Bogey and Spilkin began to talk business. The vegetables were a sideline; the war hero had gone into souvenirs.
My thoughts returned to business of my own: ‘The Proofreader’s Derby.’ Finished or unfinished business? It was hard to say, exactly. Spilkin’s question — which is everyone’s, when all is said and done — came back to me across the years: ‘So what are you going to do with it?’ I still wasn’t sure. Long before, when the idea of presenting ‘The Proofreader’s Derby’ to the world was still fresh, a false spirit of invention had had me in its thrall and my imaginings had been grandiose. But in the weeks before the Goodbye Bash, as I laboured to finish the fair copy, I had decided to content myself with making my work known and leaving it at that. If a full-scale championship followed, at someone else’s initiative, well and good.
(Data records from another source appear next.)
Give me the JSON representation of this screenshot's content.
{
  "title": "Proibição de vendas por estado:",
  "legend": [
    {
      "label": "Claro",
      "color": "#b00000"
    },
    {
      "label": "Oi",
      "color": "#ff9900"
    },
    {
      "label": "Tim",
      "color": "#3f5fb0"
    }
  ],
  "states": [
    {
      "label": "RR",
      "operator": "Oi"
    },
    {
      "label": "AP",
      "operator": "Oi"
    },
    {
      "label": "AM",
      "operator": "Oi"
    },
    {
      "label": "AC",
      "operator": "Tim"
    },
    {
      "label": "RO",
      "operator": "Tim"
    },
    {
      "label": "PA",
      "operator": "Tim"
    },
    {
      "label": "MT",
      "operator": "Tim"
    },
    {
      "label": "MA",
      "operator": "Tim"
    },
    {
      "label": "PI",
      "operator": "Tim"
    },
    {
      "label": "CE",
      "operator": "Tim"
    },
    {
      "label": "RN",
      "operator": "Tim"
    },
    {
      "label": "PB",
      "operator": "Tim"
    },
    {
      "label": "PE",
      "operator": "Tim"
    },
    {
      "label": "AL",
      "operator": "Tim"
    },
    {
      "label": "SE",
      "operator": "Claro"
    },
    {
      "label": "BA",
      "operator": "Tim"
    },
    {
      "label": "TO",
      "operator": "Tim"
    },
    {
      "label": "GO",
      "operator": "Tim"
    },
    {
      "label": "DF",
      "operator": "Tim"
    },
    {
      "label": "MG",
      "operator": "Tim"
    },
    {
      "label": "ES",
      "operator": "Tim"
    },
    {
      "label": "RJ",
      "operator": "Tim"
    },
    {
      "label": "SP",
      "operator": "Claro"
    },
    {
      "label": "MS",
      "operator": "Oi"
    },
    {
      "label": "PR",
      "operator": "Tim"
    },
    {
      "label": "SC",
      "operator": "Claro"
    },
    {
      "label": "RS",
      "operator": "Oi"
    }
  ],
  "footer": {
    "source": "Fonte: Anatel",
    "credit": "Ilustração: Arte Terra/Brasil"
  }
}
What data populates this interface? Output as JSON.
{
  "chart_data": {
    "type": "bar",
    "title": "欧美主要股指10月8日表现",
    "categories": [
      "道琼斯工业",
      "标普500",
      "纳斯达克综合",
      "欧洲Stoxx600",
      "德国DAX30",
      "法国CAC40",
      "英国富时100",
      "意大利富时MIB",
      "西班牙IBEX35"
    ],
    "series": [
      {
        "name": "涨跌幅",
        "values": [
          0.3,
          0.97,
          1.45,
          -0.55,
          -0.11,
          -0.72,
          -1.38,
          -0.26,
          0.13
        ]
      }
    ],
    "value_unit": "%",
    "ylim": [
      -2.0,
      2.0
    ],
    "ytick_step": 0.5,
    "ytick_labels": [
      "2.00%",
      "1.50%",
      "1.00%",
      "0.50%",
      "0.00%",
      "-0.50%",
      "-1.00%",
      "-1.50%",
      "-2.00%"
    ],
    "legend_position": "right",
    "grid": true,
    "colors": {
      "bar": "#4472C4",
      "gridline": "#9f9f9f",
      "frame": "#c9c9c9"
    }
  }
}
‘Ladies and gentlemen.’ I would chime on the rim of a champagne glass with a cake fork until I had their attention. ‘Many of you will know of the project on which I have been engaged these many decades, the crowning achievement of a long career’ — with a nod towards Spilkin — ‘my life’s work.’ I had the speech in my notebook. There was a prologue on declining standards and the prophylactic properties of ‘The Proofreader’s Derby’, some expressions of gratitude — especially to Merle! — a passing reference to the floating trophy, an outline of corrigenda and proofreading marks, a digression on deletion, an epilogue on the rules and regulations. By the time I proffered the photostatic copies, an interested few would be pressing forward to take them from my hand. Perhaps their enthusiasm would be infectious, and the others would ask for a demonstration. Then a few sample fascicles — not the whole thing, of course, this was neither the time nor the place — could be administered right there to whet the appetite. I might provide the corrected version on an overhead projector (if one could be secured), and then glance over their efforts and reward the author of the best one with a prize, as an encouragement. So I had imagined.